Although there is much to be said in support of this new view, it now seems that it is too extreme, for several reasons. First, a number of bimodal or multisensory areas have been identified, and they have connection patterns that are consistent with this classification. Second, more detailed studies of connection patterns, as well as more physiological data, suggest that little cortex is truly unimodal. Areas long considered to be unimodal may have inputs reflecting other modalities, and neurons in most sensory and motor areas may be under the influence of more than one modality. Thus, it may be more relevant to characterize cortical areas not by their dominant modality but by the relative weights and roles of different types of inputs.

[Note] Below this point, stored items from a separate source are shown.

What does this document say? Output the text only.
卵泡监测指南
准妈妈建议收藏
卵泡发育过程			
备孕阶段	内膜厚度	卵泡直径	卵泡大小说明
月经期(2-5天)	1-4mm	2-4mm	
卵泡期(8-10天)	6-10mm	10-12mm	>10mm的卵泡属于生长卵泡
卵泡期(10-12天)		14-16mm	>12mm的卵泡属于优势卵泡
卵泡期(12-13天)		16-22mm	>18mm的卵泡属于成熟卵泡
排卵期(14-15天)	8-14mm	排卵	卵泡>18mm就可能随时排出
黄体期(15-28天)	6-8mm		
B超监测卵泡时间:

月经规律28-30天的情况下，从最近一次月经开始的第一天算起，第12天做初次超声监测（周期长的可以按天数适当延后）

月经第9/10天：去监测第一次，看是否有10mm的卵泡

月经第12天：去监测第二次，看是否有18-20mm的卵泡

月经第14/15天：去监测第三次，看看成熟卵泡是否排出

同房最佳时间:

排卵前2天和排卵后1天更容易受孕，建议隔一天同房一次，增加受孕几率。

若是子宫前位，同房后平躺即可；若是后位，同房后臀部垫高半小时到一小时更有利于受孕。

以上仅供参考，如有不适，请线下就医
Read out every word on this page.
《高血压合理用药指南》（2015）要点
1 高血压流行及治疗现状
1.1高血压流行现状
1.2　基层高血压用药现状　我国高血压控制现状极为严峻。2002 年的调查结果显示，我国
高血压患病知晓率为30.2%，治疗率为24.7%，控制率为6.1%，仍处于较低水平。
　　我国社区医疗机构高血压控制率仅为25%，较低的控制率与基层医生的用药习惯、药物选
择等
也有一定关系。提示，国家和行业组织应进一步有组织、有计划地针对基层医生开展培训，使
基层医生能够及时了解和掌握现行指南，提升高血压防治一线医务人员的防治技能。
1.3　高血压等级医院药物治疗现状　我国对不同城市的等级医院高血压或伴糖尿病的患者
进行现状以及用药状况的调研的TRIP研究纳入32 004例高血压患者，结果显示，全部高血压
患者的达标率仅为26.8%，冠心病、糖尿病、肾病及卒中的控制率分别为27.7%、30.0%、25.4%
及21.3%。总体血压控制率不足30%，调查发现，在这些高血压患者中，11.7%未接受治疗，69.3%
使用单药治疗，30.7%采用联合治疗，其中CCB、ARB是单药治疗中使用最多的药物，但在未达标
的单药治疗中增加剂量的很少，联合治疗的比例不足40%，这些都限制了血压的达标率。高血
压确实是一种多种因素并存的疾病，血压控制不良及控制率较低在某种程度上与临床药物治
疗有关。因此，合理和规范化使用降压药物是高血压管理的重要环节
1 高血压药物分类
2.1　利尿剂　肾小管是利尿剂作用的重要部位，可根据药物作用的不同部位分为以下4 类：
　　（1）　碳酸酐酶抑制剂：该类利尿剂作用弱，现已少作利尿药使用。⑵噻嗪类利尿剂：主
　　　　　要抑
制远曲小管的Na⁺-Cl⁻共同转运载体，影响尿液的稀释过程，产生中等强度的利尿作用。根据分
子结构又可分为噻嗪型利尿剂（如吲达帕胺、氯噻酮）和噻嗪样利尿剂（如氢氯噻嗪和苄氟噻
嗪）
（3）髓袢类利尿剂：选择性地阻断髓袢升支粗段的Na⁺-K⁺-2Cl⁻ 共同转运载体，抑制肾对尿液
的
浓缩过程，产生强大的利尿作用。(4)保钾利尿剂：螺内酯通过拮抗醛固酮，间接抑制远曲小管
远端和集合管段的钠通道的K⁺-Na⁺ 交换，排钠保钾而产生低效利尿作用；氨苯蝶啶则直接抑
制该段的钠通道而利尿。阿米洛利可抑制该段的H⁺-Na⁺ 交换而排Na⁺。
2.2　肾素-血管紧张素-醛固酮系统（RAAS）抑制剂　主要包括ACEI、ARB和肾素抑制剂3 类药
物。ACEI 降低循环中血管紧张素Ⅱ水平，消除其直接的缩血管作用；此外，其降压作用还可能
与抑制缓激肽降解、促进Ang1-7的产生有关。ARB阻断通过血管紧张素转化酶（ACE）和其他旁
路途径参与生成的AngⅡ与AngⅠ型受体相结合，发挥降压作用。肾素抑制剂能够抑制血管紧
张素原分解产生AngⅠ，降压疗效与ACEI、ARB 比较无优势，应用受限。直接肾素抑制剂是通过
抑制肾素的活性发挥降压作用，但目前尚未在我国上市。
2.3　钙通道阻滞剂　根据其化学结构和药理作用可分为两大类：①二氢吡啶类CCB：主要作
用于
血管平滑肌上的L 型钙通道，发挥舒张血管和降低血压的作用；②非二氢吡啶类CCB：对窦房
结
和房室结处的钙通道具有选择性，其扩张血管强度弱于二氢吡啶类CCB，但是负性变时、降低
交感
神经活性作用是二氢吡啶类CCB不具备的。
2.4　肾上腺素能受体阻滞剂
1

In this chapter we describe some of the areas in the neocortex of monkeys and other primates that have connection patterns that relate them to more than one modality. These few examples serve to illustrate the importance and even the dominance of bimodal and multisensory processing in the cortex of primates. Some of the proposed subdivisions of sensory and motor cortex in macaque monkeys are shown in Figure 17.1.

Figure 17.1.  

Some subdivisions of neocortex in macaque monkeys. Cortex from the intact brain (upper left) has been removed and flattened so that the fissures are open. The cortex normally hidden in fissures is gray. Multimodal or bimodal areas of cortex include the rostral region of the superior temporal sulcus (STPr), the anterior, lateral, ventral, and medial areas of the intraparietal sulcus (AIP, LIP, VIP, and MIP), and the parieto-occipital area (PO). Also shown are the caudomedial area (CM) of the auditory belt, the parietal ventral (PV) and ventral somatosensory (VS) areas, and the ventral premotor area (PMV). Other areas include primary visual cortex (V1, or area 17), the middle temporal visual area (MT), primary auditory cortex (A1), the rostral auditory area (R), the auditory belt of secondary areas (Belt), the auditory parabelt (Parabelt), posterior parietal areas 5a, 7a, and 7b, retroinsular cortex (Ri), anterior parietal somatosensory areas 3a, 3b, 1, and 2, primary motor cortex (M1), dorsal premotor cortex (PMD), the supplementary motor area (SMA) and its eye field (E), and the frontal eye field (FEF). Fissures include the cingulate sulcus (CgS), the principal sulcus (PS), the central sulcus (CS), the lateral sulcus (LS), the superior temporal sulcus (STS), the intraparietal sulcus (IPS), the lunate sulcus (LUS), the inferior occipital sulcus (IOS), the occipital temporal sulcus (OTS), and the calcarine sulcus (CAS). The pyriform cortex (PY) and the corpus callosum (CC) are identified.